Speicher für Audiophile: Kuriose SSD verspricht bessere Soundqualität

Ein Netzteil kann tatsächlich Einfluss auf den Klang haben. Entweder der Stromeingang der Audio-Analogsektion oder eben der Ausgang des Netzteil muss angemessen Filterung bieten, sonst kann Restwelligkeit die ausgegebenen Signale beeinflussen.
Sind wir auf ner PC Hardware Seite / Forum oder irgendwo auf ner Seite gelandet wo Rheumadecken verkauft werden und wo sich keiner mehr informiert:

Was hat das mit ner SSD zu tun? ... auf der Daten mit 1 oder 0 abgelegt werden ... hier gibts nur falsch oder richtig, und falsch hat oft ( sofern keine Fehlerkorrektur greift ) zur Folge das Daten unlesbar / defekt sind bzw. sich das ganze Dateisystem verselbstständigt ... also wie in Gottes Namen hat ein zusätzlicher Stromanschluss oder Kondensatoren auf ein Rauschunabhängiges Digitales Signal Einfluss?!

Daran ändert kein Externer Stromanschluss etwas noch zusätzliche ( unnütze ) Kondensatoren auf dem PCB ...

Das ist jetzt binnen 24h das 2. mal das so ein Müll hier gepostet wird ... bei dem Switch bringt es genausowenig ... es bleibt ein digitales Signal, das wird nicht besser wenn es "Rauschbefreit" wird, es kommt nur unter umständen ein paar Millisekunden früher an weil der CRC Check für Datenpakete das Paket nicht 1-x mal neu anfordern muss. In dem Sinne da sollte man bei defekten Datenpaketen aber eventuell nicht grad zwingend sein eigenes Netzwerk im Verdacht haben , sondern eher das externe Netzwerk.
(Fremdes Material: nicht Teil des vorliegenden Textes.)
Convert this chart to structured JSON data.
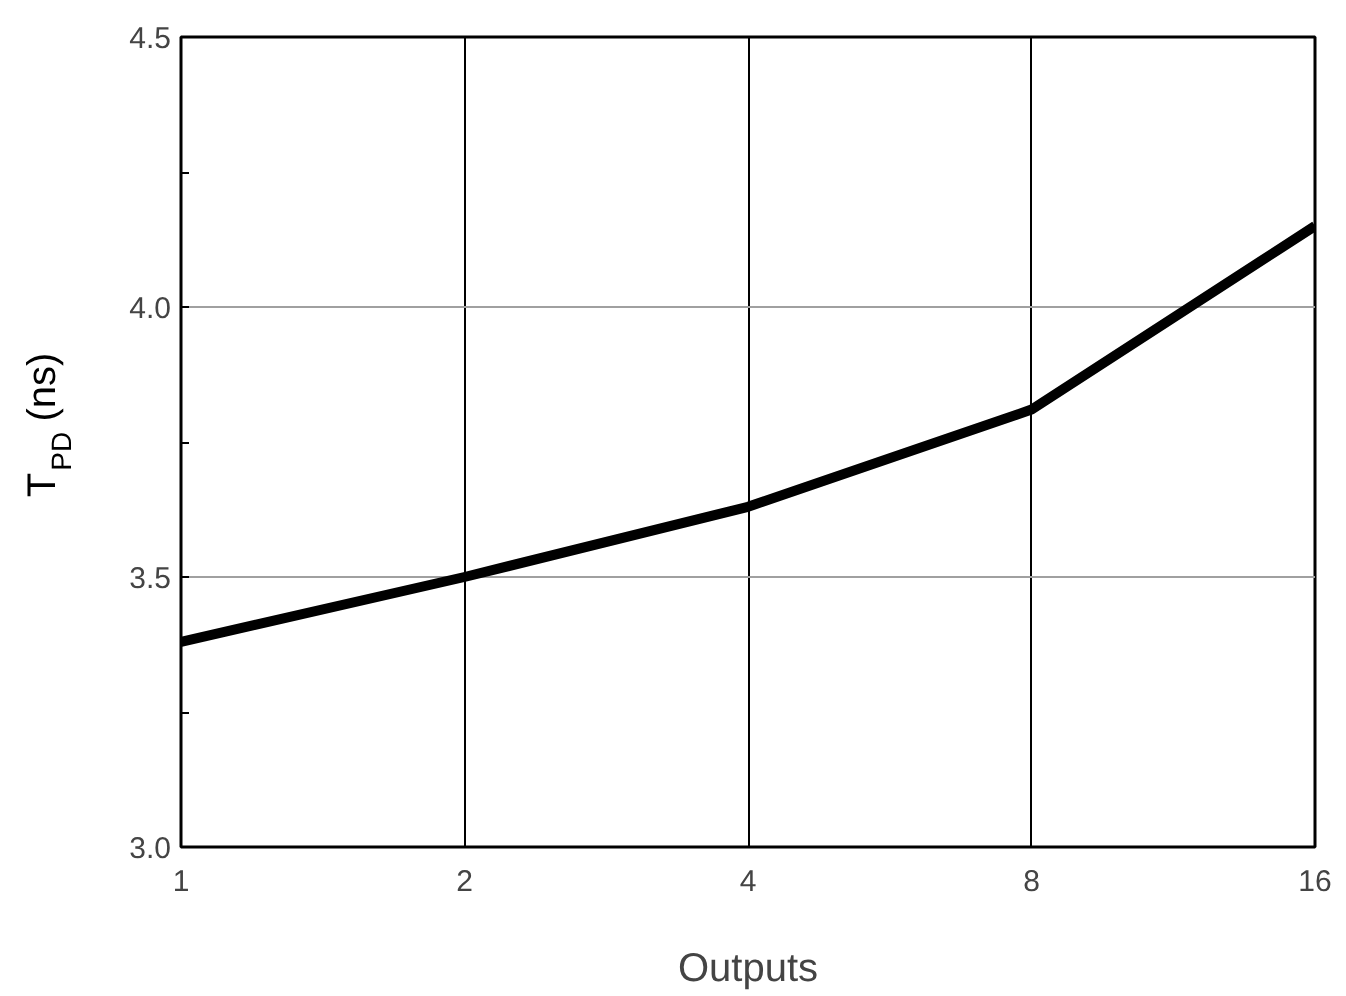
{
  "chart_data": {
    "type": "line",
    "xlabel": "Outputs",
    "ylabel": "T$_{PD}$ (ns)",
    "categories": [
      "1",
      "2",
      "4",
      "8",
      "16"
    ],
    "series": [
      {
        "color": "#000000",
        "values": [
          3.38,
          3.5,
          3.63,
          3.81,
          4.15
        ]
      }
    ],
    "ylim": [
      3.0,
      4.5
    ],
    "yticks": [
      {
        "value": 3.0,
        "label": "3.0"
      },
      {
        "value": 3.25,
        "label": null
      },
      3.5,
      {
        "value": 3.75,
        "label": null
      },
      {
        "value": 4.0,
        "label": "4.0"
      },
      {
        "value": 4.25,
        "label": null
      },
      4.5
    ],
    "grid": true,
    "marker": "none",
    "line_style": "solid"
  }
}
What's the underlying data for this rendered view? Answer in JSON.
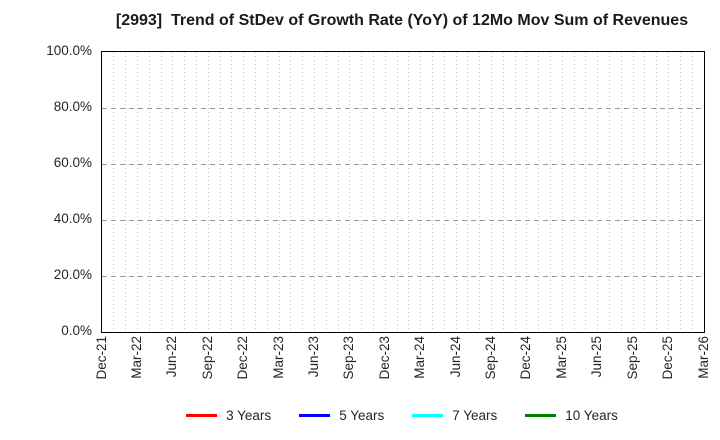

Kommen wir zur SSD ... auch hier handelt es sich um Digitale Informationen, die Unabhängig davon ob sie Rauschreifer sind eben nur eindeutige Werte haben können damit sie funktionieren ... so einen Humbug hab ich schon lange nichtmehr gesehen. Ich glaube zuletzt als mir jemand Datenkabel mit vergoldeten Kontakten für bessere Video / Audio Qualität verkaufen wollte in nem deutschen Elektronik Discounter!
 
Ja, solche gibt es. Es gibt aber auch genug "Audiophile", die ein ausreichend technisches Verständnis haben, um nicht auf alles hereinzufallen. Notfalls wird gemessen.
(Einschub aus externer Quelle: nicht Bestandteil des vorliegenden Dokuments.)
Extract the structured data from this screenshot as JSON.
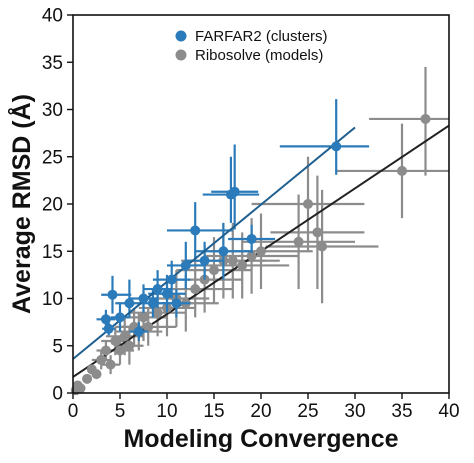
{
  "chart_data": {
    "type": "scatter",
    "xlabel": "Modeling Convergence",
    "ylabel": "Average RMSD (Å)",
    "xlim": [
      0,
      40
    ],
    "ylim": [
      0,
      40
    ],
    "x_ticks": [
      0,
      5,
      10,
      15,
      20,
      25,
      30,
      35,
      40
    ],
    "y_ticks": [
      0,
      5,
      10,
      15,
      20,
      25,
      30,
      35,
      40
    ],
    "grid": false,
    "legend_position": "top-center",
    "series": [
      {
        "name": "FARFAR2 (clusters)",
        "color": "#2b7bba",
        "fit_line": {
          "x": [
            0,
            30
          ],
          "y": [
            3.6,
            28.1
          ]
        },
        "points": [
          {
            "x": 3.5,
            "y": 7.8,
            "xerr": [
              1.0,
              1.0
            ],
            "yerr": [
              1.0,
              1.0
            ]
          },
          {
            "x": 3.8,
            "y": 6.8,
            "xerr": [
              0.7,
              0.7
            ],
            "yerr": [
              0.7,
              0.7
            ]
          },
          {
            "x": 4.2,
            "y": 10.4,
            "xerr": [
              1.2,
              2.0
            ],
            "yerr": [
              2.0,
              2.0
            ]
          },
          {
            "x": 5.0,
            "y": 8.0,
            "xerr": [
              1.0,
              1.0
            ],
            "yerr": [
              1.5,
              1.5
            ]
          },
          {
            "x": 6.0,
            "y": 9.5,
            "xerr": [
              1.5,
              1.5
            ],
            "yerr": [
              1.5,
              2.5
            ]
          },
          {
            "x": 7.0,
            "y": 6.5,
            "xerr": [
              1.0,
              1.0
            ],
            "yerr": [
              1.0,
              1.0
            ]
          },
          {
            "x": 7.5,
            "y": 10.0,
            "xerr": [
              1.5,
              1.5
            ],
            "yerr": [
              1.5,
              1.5
            ]
          },
          {
            "x": 8.5,
            "y": 9.5,
            "xerr": [
              1.5,
              1.5
            ],
            "yerr": [
              1.5,
              1.5
            ]
          },
          {
            "x": 9.0,
            "y": 11.0,
            "xerr": [
              1.5,
              1.5
            ],
            "yerr": [
              2.0,
              2.0
            ]
          },
          {
            "x": 10.0,
            "y": 10.5,
            "xerr": [
              2.0,
              2.0
            ],
            "yerr": [
              2.0,
              2.0
            ]
          },
          {
            "x": 10.5,
            "y": 12.0,
            "xerr": [
              2.0,
              2.0
            ],
            "yerr": [
              2.0,
              2.0
            ]
          },
          {
            "x": 11.0,
            "y": 9.5,
            "xerr": [
              1.5,
              1.5
            ],
            "yerr": [
              1.5,
              1.5
            ]
          },
          {
            "x": 12.0,
            "y": 13.5,
            "xerr": [
              2.0,
              2.0
            ],
            "yerr": [
              2.5,
              2.5
            ]
          },
          {
            "x": 13.0,
            "y": 17.2,
            "xerr": [
              3.0,
              4.0
            ],
            "yerr": [
              3.0,
              3.0
            ]
          },
          {
            "x": 14.0,
            "y": 14.0,
            "xerr": [
              2.0,
              2.0
            ],
            "yerr": [
              2.0,
              2.0
            ]
          },
          {
            "x": 16.0,
            "y": 15.0,
            "xerr": [
              3.0,
              3.0
            ],
            "yerr": [
              3.0,
              3.0
            ]
          },
          {
            "x": 16.8,
            "y": 21.0,
            "xerr": [
              3.0,
              3.0
            ],
            "yerr": [
              3.0,
              4.0
            ]
          },
          {
            "x": 17.2,
            "y": 21.3,
            "xerr": [
              2.5,
              2.5
            ],
            "yerr": [
              4.0,
              5.0
            ]
          },
          {
            "x": 19.0,
            "y": 16.3,
            "xerr": [
              2.5,
              2.5
            ],
            "yerr": [
              1.5,
              1.5
            ]
          },
          {
            "x": 28.0,
            "y": 26.1,
            "xerr": [
              6.0,
              3.5
            ],
            "yerr": [
              3.0,
              5.0
            ]
          }
        ]
      },
      {
        "name": "Ribosolve (models)",
        "color": "#8c8c8c",
        "fit_line": {
          "x": [
            0,
            40
          ],
          "y": [
            1.7,
            28.3
          ]
        },
        "points": [
          {
            "x": 0.3,
            "y": 0.3,
            "xerr": [
              0.2,
              0.2
            ],
            "yerr": [
              0.2,
              0.2
            ]
          },
          {
            "x": 0.5,
            "y": 0.8,
            "xerr": [
              0.3,
              0.3
            ],
            "yerr": [
              0.3,
              0.3
            ]
          },
          {
            "x": 0.8,
            "y": 0.5,
            "xerr": [
              0.3,
              0.3
            ],
            "yerr": [
              0.3,
              0.3
            ]
          },
          {
            "x": 1.5,
            "y": 1.5,
            "xerr": [
              0.5,
              0.5
            ],
            "yerr": [
              0.5,
              0.5
            ]
          },
          {
            "x": 2.0,
            "y": 2.5,
            "xerr": [
              0.5,
              0.5
            ],
            "yerr": [
              0.5,
              0.5
            ]
          },
          {
            "x": 2.5,
            "y": 2.0,
            "xerr": [
              0.5,
              0.5
            ],
            "yerr": [
              0.5,
              0.5
            ]
          },
          {
            "x": 3.0,
            "y": 3.5,
            "xerr": [
              1.0,
              1.0
            ],
            "yerr": [
              1.0,
              1.0
            ]
          },
          {
            "x": 3.5,
            "y": 4.5,
            "xerr": [
              1.0,
              1.0
            ],
            "yerr": [
              1.0,
              1.0
            ]
          },
          {
            "x": 4.0,
            "y": 3.0,
            "xerr": [
              1.0,
              1.0
            ],
            "yerr": [
              1.0,
              1.0
            ]
          },
          {
            "x": 4.5,
            "y": 5.5,
            "xerr": [
              1.5,
              1.5
            ],
            "yerr": [
              1.5,
              1.5
            ]
          },
          {
            "x": 5.0,
            "y": 4.5,
            "xerr": [
              1.5,
              1.5
            ],
            "yerr": [
              1.5,
              1.5
            ]
          },
          {
            "x": 5.5,
            "y": 6.0,
            "xerr": [
              2.0,
              2.0
            ],
            "yerr": [
              2.0,
              2.0
            ]
          },
          {
            "x": 6.0,
            "y": 5.0,
            "xerr": [
              1.5,
              1.5
            ],
            "yerr": [
              2.0,
              2.0
            ]
          },
          {
            "x": 6.5,
            "y": 7.0,
            "xerr": [
              2.0,
              2.0
            ],
            "yerr": [
              2.0,
              2.0
            ]
          },
          {
            "x": 7.0,
            "y": 6.5,
            "xerr": [
              2.5,
              2.5
            ],
            "yerr": [
              2.0,
              2.0
            ]
          },
          {
            "x": 7.5,
            "y": 8.0,
            "xerr": [
              2.5,
              2.5
            ],
            "yerr": [
              2.5,
              2.5
            ]
          },
          {
            "x": 8.0,
            "y": 7.0,
            "xerr": [
              3.0,
              3.0
            ],
            "yerr": [
              2.0,
              2.0
            ]
          },
          {
            "x": 9.0,
            "y": 8.5,
            "xerr": [
              3.0,
              3.0
            ],
            "yerr": [
              2.5,
              2.5
            ]
          },
          {
            "x": 10.0,
            "y": 9.0,
            "xerr": [
              3.0,
              3.0
            ],
            "yerr": [
              3.0,
              3.0
            ]
          },
          {
            "x": 11.0,
            "y": 10.0,
            "xerr": [
              3.5,
              3.5
            ],
            "yerr": [
              3.0,
              3.0
            ]
          },
          {
            "x": 12.0,
            "y": 9.5,
            "xerr": [
              3.5,
              3.5
            ],
            "yerr": [
              3.0,
              3.0
            ]
          },
          {
            "x": 13.0,
            "y": 11.0,
            "xerr": [
              4.0,
              4.0
            ],
            "yerr": [
              3.0,
              3.0
            ]
          },
          {
            "x": 14.0,
            "y": 12.0,
            "xerr": [
              4.0,
              4.0
            ],
            "yerr": [
              3.5,
              3.5
            ]
          },
          {
            "x": 15.0,
            "y": 13.0,
            "xerr": [
              4.0,
              4.0
            ],
            "yerr": [
              3.5,
              3.5
            ]
          },
          {
            "x": 16.0,
            "y": 14.0,
            "xerr": [
              4.5,
              4.5
            ],
            "yerr": [
              4.0,
              4.0
            ]
          },
          {
            "x": 17.0,
            "y": 14.0,
            "xerr": [
              5.0,
              5.0
            ],
            "yerr": [
              4.0,
              4.0
            ]
          },
          {
            "x": 18.0,
            "y": 13.5,
            "xerr": [
              5.0,
              5.0
            ],
            "yerr": [
              3.5,
              3.5
            ]
          },
          {
            "x": 19.0,
            "y": 14.5,
            "xerr": [
              5.0,
              5.0
            ],
            "yerr": [
              4.0,
              4.0
            ]
          },
          {
            "x": 20.0,
            "y": 15.0,
            "xerr": [
              5.5,
              5.5
            ],
            "yerr": [
              4.0,
              4.0
            ]
          },
          {
            "x": 24.0,
            "y": 16.0,
            "xerr": [
              6.0,
              6.0
            ],
            "yerr": [
              5.0,
              5.0
            ]
          },
          {
            "x": 25.0,
            "y": 20.0,
            "xerr": [
              6.0,
              6.0
            ],
            "yerr": [
              5.0,
              5.0
            ]
          },
          {
            "x": 26.0,
            "y": 17.0,
            "xerr": [
              5.0,
              5.0
            ],
            "yerr": [
              6.0,
              6.0
            ]
          },
          {
            "x": 26.5,
            "y": 15.5,
            "xerr": [
              6.0,
              6.0
            ],
            "yerr": [
              6.0,
              6.0
            ]
          },
          {
            "x": 35.0,
            "y": 23.5,
            "xerr": [
              7.0,
              5.0
            ],
            "yerr": [
              5.0,
              5.0
            ]
          },
          {
            "x": 37.5,
            "y": 29.0,
            "xerr": [
              6.0,
              2.5
            ],
            "yerr": [
              6.0,
              5.5
            ]
          }
        ]
      }
    ]
  }
}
Es ist einfach schade, dass man mittlerweile "Audiophil" mit "Dumme Menschen" oder "Leichtgläubige Menschen" gleichsetzt. Ich höre selbst gerne hochwertig aufgenommene Musik von Künstlern, die ihre Instrumente beherrschen. Nicht nur dass es schwierig ist solche Aufnahmen zu bekommen. Nein, damit man was davon hat muss man zum Teil wirklich etwas in die Tasche greifen, damit z.B. der Kopfhörerverstärker mit dem niederohmigen Kopfhörer genauso problemlos arbeitet wie mit dem hochohmigen Kopfhörer.


Andererseits bin ich schon immer der Meinung gewesen, dass es zum Teil einfach zum Hobby dazugehört teuren Firlefanz mit einfließen zu lassen und dadurch seinen Fetisch zu pflegen. Wenn jemand genug Geld hat sich die spezial SSD, den speziellen Switch, oder was auch immer zu kaufen und sich dabei gut fühlt, dann passt das doch für alle Beteiligten

Es soll Leute geben, die sich ihr PC Gehäuse mit bunten blinkenden LEDs vollstopfen. Vorzugsweise auch in Lüftern. Bringt auch nix, gefällt aber. Und billig ist es eigentlich auch nicht.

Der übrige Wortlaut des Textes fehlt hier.